Ceux qui ont connu les joies du bon vieux modem 56K se souviennent sans doute qu’avant l’ADSL et ses forfaits illimités, les internautes surveillaient avec une certaine angoisse le temps passé sur Internet, dont les minutes se transformaient en euros supplémentaires sur la facture France Télécom. « Je me connecte juste pour regarder mes mails« . Qui ne s’est jamais promis cela après avoir déjà explosé le nombre d’heures permises dans son forfait de base ? Tout ça paraît être un mauvais souvenir. Mais il pourrait faire son grand retour.
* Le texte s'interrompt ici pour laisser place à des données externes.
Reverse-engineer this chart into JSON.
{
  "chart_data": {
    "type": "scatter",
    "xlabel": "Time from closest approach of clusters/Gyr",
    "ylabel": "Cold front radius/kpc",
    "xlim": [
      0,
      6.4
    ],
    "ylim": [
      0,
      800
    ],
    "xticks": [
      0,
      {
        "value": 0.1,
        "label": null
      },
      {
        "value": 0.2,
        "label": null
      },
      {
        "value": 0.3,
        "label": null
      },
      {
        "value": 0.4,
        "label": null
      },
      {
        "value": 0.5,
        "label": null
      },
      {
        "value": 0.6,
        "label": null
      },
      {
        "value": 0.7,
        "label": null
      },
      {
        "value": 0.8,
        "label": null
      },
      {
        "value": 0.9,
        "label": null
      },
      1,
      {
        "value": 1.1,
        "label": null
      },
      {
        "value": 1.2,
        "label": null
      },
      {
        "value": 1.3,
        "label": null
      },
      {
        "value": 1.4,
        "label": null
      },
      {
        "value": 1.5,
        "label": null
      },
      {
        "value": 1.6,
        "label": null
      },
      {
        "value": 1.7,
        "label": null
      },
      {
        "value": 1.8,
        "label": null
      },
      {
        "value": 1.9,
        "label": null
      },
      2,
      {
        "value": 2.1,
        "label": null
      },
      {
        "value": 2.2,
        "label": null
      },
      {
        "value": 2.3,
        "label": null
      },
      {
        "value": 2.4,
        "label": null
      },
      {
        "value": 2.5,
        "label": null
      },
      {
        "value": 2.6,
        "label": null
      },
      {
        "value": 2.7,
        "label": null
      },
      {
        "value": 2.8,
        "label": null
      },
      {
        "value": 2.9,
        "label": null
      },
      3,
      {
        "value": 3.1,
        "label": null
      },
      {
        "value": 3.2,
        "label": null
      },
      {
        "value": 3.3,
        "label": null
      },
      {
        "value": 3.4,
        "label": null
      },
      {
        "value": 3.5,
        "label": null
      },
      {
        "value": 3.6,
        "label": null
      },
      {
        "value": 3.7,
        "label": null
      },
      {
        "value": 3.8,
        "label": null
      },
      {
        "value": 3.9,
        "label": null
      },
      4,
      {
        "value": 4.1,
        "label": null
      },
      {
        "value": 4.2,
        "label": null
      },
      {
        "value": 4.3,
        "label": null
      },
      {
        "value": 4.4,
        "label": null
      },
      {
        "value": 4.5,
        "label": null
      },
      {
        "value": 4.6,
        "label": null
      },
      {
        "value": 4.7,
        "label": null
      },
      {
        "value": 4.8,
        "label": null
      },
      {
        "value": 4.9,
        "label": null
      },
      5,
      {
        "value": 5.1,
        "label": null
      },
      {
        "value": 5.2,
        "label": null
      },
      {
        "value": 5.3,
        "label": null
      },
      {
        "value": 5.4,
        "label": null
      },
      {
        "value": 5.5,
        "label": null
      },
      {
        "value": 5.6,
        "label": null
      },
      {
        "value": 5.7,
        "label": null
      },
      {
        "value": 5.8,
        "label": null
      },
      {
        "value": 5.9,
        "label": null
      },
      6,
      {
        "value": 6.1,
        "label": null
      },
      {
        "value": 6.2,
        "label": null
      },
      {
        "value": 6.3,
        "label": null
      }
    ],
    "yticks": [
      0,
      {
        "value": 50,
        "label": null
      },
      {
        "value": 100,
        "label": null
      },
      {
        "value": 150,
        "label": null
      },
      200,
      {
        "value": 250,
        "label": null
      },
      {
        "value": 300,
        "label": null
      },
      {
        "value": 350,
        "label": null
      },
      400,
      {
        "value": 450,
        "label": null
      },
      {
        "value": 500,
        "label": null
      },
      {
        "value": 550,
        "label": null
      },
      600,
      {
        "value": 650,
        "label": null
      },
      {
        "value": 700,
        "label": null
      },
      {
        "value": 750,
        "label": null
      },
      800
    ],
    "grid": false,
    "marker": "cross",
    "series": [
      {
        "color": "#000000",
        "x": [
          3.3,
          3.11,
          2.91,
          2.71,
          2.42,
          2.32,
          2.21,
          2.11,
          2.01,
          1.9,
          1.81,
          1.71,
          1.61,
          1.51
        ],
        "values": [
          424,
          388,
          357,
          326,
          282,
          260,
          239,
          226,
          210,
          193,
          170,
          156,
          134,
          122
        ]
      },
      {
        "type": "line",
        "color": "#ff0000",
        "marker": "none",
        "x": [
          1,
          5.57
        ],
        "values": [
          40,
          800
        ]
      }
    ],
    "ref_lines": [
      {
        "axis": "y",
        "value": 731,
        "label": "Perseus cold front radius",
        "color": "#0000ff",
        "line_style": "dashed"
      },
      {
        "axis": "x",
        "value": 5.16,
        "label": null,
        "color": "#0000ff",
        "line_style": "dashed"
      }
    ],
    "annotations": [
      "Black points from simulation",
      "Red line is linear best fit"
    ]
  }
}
En Amérique du Nord, les fournisseurs d’accès à Internet manifestent de plus en plus leur empressement à limiter la bande passante consommée chaque mois par des abonnés de plus en plus gourmands. Alors qu’hier la bande passante disponible était surtout accaparée par un faible pourcentage de P2Pistes qui laissent tourner eMule ou Bittorrent jour et nuit, aujourd’hui même les internautes les plus sages consomment beaucoup plus de bande passante qu’auparavant. La faute au développement explosif de la vidéo ces deux dernières années. Un véritable gouffre pour les FAI. Avec les e-mails et les pages web faites de textes et d’images, les internautes passaient beaucoup plus de temps à lire le contenu qu’à le télécharger. La bande passante était peu sollicitée. Avec la vidéo, le téléchargement se fait en même temps que la « lecture », en continu. Quelqu’un doit payer.
Ce seront soit les abonnés, soit les éditeurs de services Internet qui génèrent le plus de trafic. Cette dernière piste a été longtemps explorée. Si YouTube ou Dailymotion sont responsables d’une explosion de la bande passante payée par les fournisseurs d’accès, et s’ils profitent directement de cette bande passante pour générer leur chiffre d’affaires, il semble logique qu’ils contribuent au financement des infrastructures par le paiement d’une sorte de taxe « bande passante ». Mais aller dans cette direction c’est mettre le doigt dans un engrenage qui va contre le principe sacré de la neutralité du net. C’est considérer que ceux qui ne payeraient pas cette taxe, à commencer par les créateurs de solutions P2P open-source, verraient leur bande passante limitée par les FAI au profit de ceux qui la payent. Les dérives sont évidentes, et elles doivent être rejetées sans appel.
Mais si les coûts de bande passante continuent à augmenter pour les FAI, et il n’y a aucune raison que cela ne soit pas le cas, le prix de l’abonnement à Internet devra soit augmenter pour l’ensemble des abonnés, soit s’adapter à la consommation de chacun. Aux Etats-Unis, les fournisseurs d’accès semblent s’orienter dans cette dernière direction, ce qui ramène les internautes dix ans en arrière.
Time Warner Cable vient ainsi d’annoncer un nouveau modèle tarifaire par lequel les abonnés devront choisir entre différentes formules en fonction de la bande passante consommée, entre 5 et 40 Go par mois. Le prix sera de 29,95 dollars pour une limite de 5 Go de données par mois et une bande passante de 768 kbps, et de 54,90 $ par mois pour 40 Go à 15 mbps. Chaque Giga-octet consommé au delà de la limite sera facturé 1 $.
Comcast, qui a d’abord commencé par saboter les échanges par BitTorrent pour économiser de la bande passante, se prépare également à changer de tactique, pour adopter une posture plus respectueuse de la neutralité du net. Le FAI commence ainsi à tester cette semaine un bridage général du trafic des abonnés qui consomment le plus de bande passante, quel que soit le protocole employé. Les abonnés recevront un e-mail pour les prévenir du test. S’ils dépassent une limite de bande passante « élevée » qui n’est pas explicitée, leurs communications ne seront pas bloquées ou facturées à un prix plus élevé, mais ralenties. Comcast devrait généraliser cette formule d’ici la fin de l’année.
En France, la question n’est pas encore ouvertement soulevée par les FAI qui ont déjà commencé à se faire la guerre autour de la fibre optique. Mais en coulisses, le débat est bel est bien entamé. Il s’est déjà fait ressentir discrètement lors d’un conflit entre Dailymotion et Neuf. Le FAI, fâché de payer seul la note de la bande passante, avait restreint l’accès au site pour ses abonnés.